- Eugeniusz Łazowski, Poland
- Born: 1913 Częstochowa, Poland
- Died: December 16, 2006 (aged 92–93) Eugene, Oregon, US
- Education: Józef Piłsudski University
- Occupation: Doctor

= Eugene Lazowski =

Polish medical doctor

Eugene Lazowski born Eugeniusz Sławomir Łazowski (1913 – December 16, 2006) was a Polish medical doctor who saved thousands of Polish lives during World War II, particularly by being one of two physicians who created a fake epidemic which played on German phobias about hygiene. Lazowski gained fame from an article that mischaracterized the thousands of lives saved as being Polish Jews, although Lazowski did save many Jews by clandestinely providing medicine to them which was prohibited and punishable by death.

==Early life, family and education==
Eugeniusz Łazowski was born in Częstochowa, Poland, to a Catholic family.

He obtained a medical degree at the Józef Piłsudski University in Warsaw, Poland, before the onset of World War II.

==World War II==
During World War II, Łazowski served as a medic in the Polish Army Second Lieutenant. Łazowski was placed in a Soviet prisoner-of-war camp from which he escaped. He worked as a doctor on a Red Cross train, then as a military doctor of the Polish resistance Home Army.

Following the German occupation of Poland, Łazowski resided in the small southeastern Polish village Rozwadów (now a district of Stalowa Wola) with his wife and where their daughter Alexandra was born. in addition to having a medical practice, Łazowski was responsible for treating people travelling through a nearby train station. He used this position to conceal his supply of medicine, providing it clandestinely to Jews in the local ghetto, which backed on to his home. Łazowski risked the death penalty, which was applied to Poles who helped Jews in the Holocaust.

His medical practice was with Dr. Stanisław Matulewicz, a friend from medical school. Like Łazowski, Matulewicz had worked with the Red Cross. He made a medical discovery that healthy people could be injected with the bacterium OX 19 a strain of Proteus that would make them test positive for typhus without experiencing the disease. The two doctors created a fake outbreak of epidemic typhus in 1941–42 in and around Rozwadów, which the Germans then quarantined.

The doctors' fake epidemic has been estimated to have saved about 8,000 people from being sent to German concentration camps, although his own memoir and his daughter who translated it to English disprove the claim that the vast number of people saved were Jewish.

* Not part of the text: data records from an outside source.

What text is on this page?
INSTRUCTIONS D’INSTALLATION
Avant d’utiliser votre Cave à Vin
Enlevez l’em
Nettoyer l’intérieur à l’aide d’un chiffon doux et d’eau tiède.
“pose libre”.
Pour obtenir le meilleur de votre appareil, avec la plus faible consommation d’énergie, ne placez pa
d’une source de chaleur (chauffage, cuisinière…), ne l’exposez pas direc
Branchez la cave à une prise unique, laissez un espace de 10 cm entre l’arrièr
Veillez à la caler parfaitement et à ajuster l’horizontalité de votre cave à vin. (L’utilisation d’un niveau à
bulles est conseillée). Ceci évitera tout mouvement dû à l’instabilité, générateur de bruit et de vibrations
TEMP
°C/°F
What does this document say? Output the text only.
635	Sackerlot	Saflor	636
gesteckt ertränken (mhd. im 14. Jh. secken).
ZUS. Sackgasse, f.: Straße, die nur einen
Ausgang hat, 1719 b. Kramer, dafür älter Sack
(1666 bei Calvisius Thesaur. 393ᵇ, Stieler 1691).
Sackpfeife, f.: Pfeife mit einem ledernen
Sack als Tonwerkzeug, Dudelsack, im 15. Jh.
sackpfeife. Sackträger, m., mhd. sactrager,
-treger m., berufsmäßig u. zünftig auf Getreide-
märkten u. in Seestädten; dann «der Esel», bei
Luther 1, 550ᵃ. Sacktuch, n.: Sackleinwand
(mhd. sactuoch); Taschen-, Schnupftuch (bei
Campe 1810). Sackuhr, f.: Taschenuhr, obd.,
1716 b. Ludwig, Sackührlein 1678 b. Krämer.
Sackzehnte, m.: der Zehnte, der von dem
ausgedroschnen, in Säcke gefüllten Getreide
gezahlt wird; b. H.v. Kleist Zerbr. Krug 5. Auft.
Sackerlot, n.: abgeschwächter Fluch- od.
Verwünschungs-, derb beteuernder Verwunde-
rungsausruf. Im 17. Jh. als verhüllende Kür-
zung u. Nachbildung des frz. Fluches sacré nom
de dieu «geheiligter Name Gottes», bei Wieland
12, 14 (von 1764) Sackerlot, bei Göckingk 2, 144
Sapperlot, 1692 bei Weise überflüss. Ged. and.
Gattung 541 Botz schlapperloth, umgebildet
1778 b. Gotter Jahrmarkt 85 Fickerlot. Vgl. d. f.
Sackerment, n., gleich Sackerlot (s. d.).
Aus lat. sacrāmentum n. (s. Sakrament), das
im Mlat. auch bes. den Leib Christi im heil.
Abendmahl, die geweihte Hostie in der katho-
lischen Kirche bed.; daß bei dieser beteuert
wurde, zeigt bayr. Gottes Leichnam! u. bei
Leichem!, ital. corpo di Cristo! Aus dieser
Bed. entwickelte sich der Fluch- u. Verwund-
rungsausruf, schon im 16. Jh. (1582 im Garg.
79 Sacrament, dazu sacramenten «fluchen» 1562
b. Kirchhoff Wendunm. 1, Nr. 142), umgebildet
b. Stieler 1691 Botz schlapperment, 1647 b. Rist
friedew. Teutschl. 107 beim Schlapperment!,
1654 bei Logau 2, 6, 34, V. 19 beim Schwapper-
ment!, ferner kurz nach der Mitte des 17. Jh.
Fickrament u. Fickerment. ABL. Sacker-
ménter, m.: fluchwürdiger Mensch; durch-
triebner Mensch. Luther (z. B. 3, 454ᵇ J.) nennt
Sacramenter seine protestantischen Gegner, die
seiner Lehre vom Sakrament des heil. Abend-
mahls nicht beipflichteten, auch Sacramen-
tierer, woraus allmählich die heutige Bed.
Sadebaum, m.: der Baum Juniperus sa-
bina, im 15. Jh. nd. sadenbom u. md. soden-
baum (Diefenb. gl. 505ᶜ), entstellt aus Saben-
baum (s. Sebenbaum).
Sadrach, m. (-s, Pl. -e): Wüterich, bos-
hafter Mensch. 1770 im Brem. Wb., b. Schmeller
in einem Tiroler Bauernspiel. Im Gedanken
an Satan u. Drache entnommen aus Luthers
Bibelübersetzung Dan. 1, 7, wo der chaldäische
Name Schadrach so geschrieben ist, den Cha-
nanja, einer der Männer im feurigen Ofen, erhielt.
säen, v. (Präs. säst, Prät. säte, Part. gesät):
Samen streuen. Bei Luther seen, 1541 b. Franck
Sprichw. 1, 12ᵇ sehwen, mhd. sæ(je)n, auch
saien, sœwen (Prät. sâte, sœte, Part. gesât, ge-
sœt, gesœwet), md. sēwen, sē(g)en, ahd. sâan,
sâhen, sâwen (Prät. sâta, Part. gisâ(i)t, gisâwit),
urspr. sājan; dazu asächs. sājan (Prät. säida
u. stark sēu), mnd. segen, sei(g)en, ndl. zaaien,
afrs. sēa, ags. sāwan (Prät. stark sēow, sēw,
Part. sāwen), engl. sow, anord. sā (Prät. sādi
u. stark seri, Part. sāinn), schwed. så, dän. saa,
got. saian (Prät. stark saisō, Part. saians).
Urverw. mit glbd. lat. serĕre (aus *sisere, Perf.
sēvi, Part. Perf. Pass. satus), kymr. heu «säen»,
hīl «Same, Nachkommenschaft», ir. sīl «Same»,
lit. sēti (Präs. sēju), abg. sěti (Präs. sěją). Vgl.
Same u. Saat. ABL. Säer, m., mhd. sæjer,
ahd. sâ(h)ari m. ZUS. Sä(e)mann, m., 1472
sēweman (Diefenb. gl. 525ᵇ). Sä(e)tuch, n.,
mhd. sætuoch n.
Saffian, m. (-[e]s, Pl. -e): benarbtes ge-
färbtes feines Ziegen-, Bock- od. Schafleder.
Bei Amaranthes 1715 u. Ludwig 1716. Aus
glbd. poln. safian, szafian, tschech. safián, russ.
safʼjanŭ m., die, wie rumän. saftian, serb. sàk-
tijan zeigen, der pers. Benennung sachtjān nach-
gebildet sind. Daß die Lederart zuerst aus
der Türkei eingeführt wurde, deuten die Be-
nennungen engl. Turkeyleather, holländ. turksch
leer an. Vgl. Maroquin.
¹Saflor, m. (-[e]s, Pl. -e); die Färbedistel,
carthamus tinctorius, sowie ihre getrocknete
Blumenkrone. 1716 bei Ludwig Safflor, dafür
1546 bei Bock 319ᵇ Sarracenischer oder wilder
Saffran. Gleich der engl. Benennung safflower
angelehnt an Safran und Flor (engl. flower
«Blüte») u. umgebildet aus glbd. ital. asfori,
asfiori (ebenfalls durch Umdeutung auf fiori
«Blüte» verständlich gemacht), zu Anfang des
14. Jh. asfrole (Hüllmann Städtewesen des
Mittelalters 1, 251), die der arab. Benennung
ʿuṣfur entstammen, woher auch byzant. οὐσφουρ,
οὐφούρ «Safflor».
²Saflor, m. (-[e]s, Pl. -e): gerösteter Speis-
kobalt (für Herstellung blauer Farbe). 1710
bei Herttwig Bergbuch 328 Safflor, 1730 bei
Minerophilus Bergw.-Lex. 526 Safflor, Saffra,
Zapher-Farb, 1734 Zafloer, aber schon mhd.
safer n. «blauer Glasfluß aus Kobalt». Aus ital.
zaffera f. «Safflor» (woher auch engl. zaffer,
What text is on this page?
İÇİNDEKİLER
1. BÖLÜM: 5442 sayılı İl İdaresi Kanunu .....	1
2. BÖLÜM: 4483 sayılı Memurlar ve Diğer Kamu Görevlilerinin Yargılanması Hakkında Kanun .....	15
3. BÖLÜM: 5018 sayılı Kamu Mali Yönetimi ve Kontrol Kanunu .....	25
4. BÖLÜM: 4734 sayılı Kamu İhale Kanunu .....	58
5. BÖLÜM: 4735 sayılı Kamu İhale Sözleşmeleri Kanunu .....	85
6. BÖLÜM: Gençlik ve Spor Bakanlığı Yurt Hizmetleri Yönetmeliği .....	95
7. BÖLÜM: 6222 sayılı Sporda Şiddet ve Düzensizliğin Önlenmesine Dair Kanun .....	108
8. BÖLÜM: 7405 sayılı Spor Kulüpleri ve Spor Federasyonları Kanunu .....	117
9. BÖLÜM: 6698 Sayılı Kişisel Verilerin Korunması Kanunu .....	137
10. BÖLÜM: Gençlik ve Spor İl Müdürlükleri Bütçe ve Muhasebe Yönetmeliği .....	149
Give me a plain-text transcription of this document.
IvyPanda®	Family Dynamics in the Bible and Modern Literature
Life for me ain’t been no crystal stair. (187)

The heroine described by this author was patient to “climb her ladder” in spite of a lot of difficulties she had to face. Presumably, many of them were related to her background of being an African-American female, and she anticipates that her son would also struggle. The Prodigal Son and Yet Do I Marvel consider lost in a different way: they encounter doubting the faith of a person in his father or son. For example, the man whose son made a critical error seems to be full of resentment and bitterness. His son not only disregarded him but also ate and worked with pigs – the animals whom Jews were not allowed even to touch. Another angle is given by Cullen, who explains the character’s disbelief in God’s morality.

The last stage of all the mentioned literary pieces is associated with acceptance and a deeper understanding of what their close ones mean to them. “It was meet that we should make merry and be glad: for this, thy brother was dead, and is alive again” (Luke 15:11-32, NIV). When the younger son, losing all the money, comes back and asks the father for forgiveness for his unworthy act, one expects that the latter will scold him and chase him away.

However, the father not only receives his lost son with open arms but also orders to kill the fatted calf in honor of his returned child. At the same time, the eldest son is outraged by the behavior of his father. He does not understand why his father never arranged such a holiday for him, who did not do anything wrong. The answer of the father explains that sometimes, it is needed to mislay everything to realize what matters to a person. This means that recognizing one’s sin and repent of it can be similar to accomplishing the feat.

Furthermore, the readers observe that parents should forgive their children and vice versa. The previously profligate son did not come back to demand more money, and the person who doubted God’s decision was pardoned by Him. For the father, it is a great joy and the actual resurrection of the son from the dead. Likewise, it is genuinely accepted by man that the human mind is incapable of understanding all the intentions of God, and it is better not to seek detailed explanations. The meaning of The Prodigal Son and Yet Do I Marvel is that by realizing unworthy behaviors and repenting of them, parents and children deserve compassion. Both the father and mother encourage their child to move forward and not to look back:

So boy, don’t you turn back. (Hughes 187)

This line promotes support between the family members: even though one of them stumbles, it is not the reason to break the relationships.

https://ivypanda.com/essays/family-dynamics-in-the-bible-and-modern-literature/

The journalist of the article that generated the legend that 8,000 Jewish people were saved admitted to a documentarian that the article's main facts were not verified, in part using the excuse that he didn't know Polish.

==Move to the US==
In 1958, Lazowski emigrated with his wife Maria and daughter Alexandra to the US on a scholarship from the Rockefeller Foundation. In 1984, he became a professor of pediatrics at the University of Illinois at Chicago. He wrote over a hundred scientific dissertations.

==Personal life and death==
Lazowski and his wife Maria had a daughter, Alexandra, born in 1942 in Rozwadow. They emigrated to the US in 1958 and settled in Chicago, Illinois.

He may have reduced his workload practicing medicine in the 1980s, but he did not fully retire until 2004. During his semi-retirement, he wrote a memoir, Prywatna wojna: wspomnienia lekarza-żołnierza, 1933-1944 (Private War: Memoirs of a Medical Soldier, 1933-1944), published in Polish in 1993 and translated to English by his daughter Alexandra.

Dr. Łazowski died in 2006 in Chicago. He had been residing in Eugene, Oregon, with his daughter.

== In media==

In 2001, Ryan Bank began work on A Private War, a documentary about Lazowski which chronicles Lazowski's visit to Poland as well as recorded testimonies of people whose families were saved by the fake epidemic. It is unknown if the film was ever completed or released.

In 2019, journalist Barbara Necek directed In Search of the Polish Schindler, a documentary film about Lazowski which examines and debunks the legend of the doctor saving Jews with the typhus injections, including interviews with the journalist who propagated the myth and Lazowski 's daughter who recounted her father enjoying his fame and never disputing the myth, even though his memoir proved the impossibility of the claim: Jews infected with typhus were shot and their homes were burned, and the area where the Lazowski family resided had nowhere close to 8,000 Jewish people to be saved.